Lettre d'amour : 59. Cartes sur table - La 58e Lettre (Françoise CDS)
Je t'écris un "bonjour" aussi discret qu'un murmure, pour que tu le retrouves au détour de cette lettre.
Aujourd'hui, je prends le risque de t'écrire, de poser mes cartes, une par une.
Je ne te nommerai pas. Tu ignores qui je suis, mais je t'écris cette lettre, et tu me lis.
Comme au poker, chacun cache son jeu, emploie des stratagèmes raffinés pour deviner quelle carte le croupier distribuera ensuite. Tout semblerait être une histoire de statistiques et de stratégies, une prévision des mouvements de l'autre. Mais mon coeur, comprends bien : je ne cherche pas à voler ton trèfle pour te mettre sur le carreau.
L'amour, comme le jeu, ne connaît pas toujours de règles précises. Il est fait d'incertitudes, d'ombres, de gestes et de regards. Perdre ou gagner n'a jamais été l'essentiel, c'est ce qu'on retient des parties jouées qui importe. Ce qui compte, c'est comment on s'améliore pour que, lors du prochain tour, peut-être serons-nous enfin partenaires, gagnants ensemble.
Tu sais, mon grand chat, je ne sais pas bluffer. Je préfère jouer en duo, exclusivement. Jouer solo m'a appris les combinaisons infinies de ce Jeu de l'Amour : cacher son jeu, échanger des cartes, se défausser, ou la plus précieuse de toutes, jouer la carte face cachée. Cette lettre est la 58e carte du paquet - à toi de décider si tu veux la retourner.
Malgré cette partie de bataille complexe, tu continues de lire. Tu me laisses donc la main, alors que tu avais l'avantage. Dis-moi, à quel jeu veux-tu jouer, vraiment ? Continuer la bataille, tenter le black-jack, ou bien oser la belote ? Autrefois, j'aimais ces jeux aux règles bien tracées, aux joueurs différents mais qui, d'une manière ou d'une autre, comprenaient l'art de me surprendre.

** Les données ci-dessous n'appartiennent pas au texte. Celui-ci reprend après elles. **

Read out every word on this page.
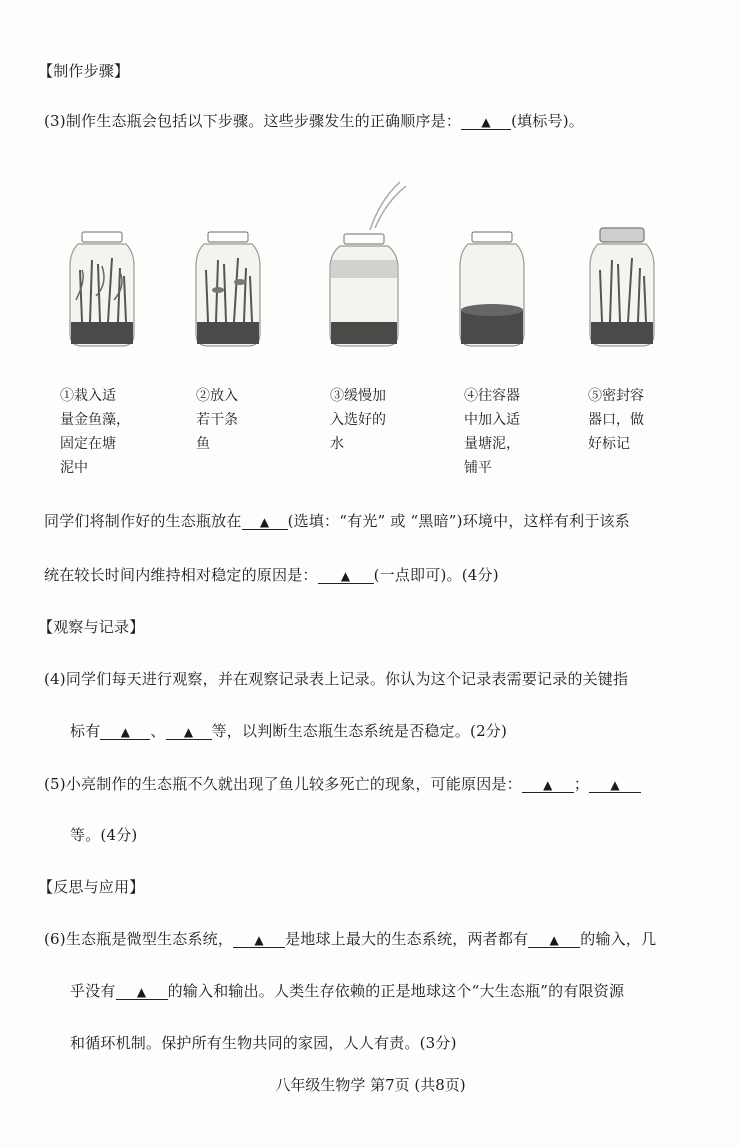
【制作步骤】
(3)制作生态瓶会包括以下步骤。这些步骤发生的正确顺序是： ▲ (填标号)。
①栽入适
量金鱼藻，
固定在塘
泥中
②放入
若干条
鱼
③缓慢加
入选好的
水
④往容器
中加入适
量塘泥，
铺平
⑤密封容
器口，做
好标记
同学们将制作好的生态瓶放在 ▲ (选填：“有光” 或 “黑暗”)环境中，这样有利于该系
统在较长时间内维持相对稳定的原因是： ▲ (一点即可)。(4分)
【观察与记录】
(4)同学们每天进行观察，并在观察记录表上记录。你认为这个记录表需要记录的关键指
标有 ▲ 、 ▲ 等，以判断生态瓶生态系统是否稳定。(2分)
(5)小亮制作的生态瓶不久就出现了鱼儿较多死亡的现象，可能原因是： ▲ ； ▲
等。(4分)
【反思与应用】
(6)生态瓶是微型生态系统， ▲ 是地球上最大的生态系统，两者都有 ▲ 的输入，几
乎没有 ▲ 的输入和输出。人类生存依赖的正是地球这个“大生态瓶”的有限资源
和循环机制。保护所有生物共同的家园，人人有责。(3分)
八年级生物学 第7页 (共8页)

Aujourd'hui, je me dévoile un peu plus. Je te confie mon jeu secret, mon paquet de cartes soigneusement gardé. J'espère que tu en feras bon usage et que le valet de coeur cèdera sa place au roi de coeur, pour prendre en main la suite de cette partie. Tu as un paquet d'atouts, il faut bien le reconnaître. Et tu es aussi un fin tricheur... si le poker est ton jeu, sache que mon intuition sait voir au-delà des cartes. L'art de la triche en amour a mille nuances, comme Sacha Guitry l'a si bien romancé. Alors, dis-moi : quel tricheur es-tu ? L'ingénieux sournois, le charmeur audacieux, le rêveur idéaliste ?
Ce jeu de piste que tu as si subtilement tissé en parlant mon langage m'a permis de te comprendre un peu mieux. Tu m'as laissée deviner, à mon rythme, ce que tu ressens, ce que tu désires. Parfois, je me demande si tu as été aidé par d'autres rois ou par des jokers. J'aime à croire, naïvement peut-être, que tu es un tricheur amoureux, qui n'a montré qu'un aperçu de son jeu pour me mettre à nu, moi, la petite curieuse.
Les jeux de mains, les mélanges de cartes, deviennent alors terriblement tentants. Je pourrais me laisser porter par cette danse, mais persister dans cette chorégraphie invisible pourrait être notre échec. Un "nous" vite étouffé si nous ne trouvons pas un rythme commun. Au-delà des stratégies et des intuitions, il nous faudra mettre du corps, une cadence précise, un métronome intime réglé juste pour toi et moi.
La danse, mon cher merle, n'a jamais été qu'une parade pour la société ; elle est une philosophie, un choix du partenaire. Elle favorise une synergie, un mouvement des âmes qui n'appartient qu'à nous.
Nous voici à la fin du jeu de cartes. La dame de coeur apparaît, le tour du magicien s'achève. Peut-être ai-je trop tardé à jouer mon coup, mais je continue de croire que ce jeu en vaut la chandelle.
Abandonnons les illusions, laissons les cartes s'évanouir et allons danser, là où personne ne nous observe.
Mon chat, je rêve de transformer tes miaulements discrets en ronronnements de bonheur. Et si, un jour, nous devions danser ensemble sur les toits d'ardoise, peut-être pourrions-nous, enfin, jouer au jeu des 7 familles.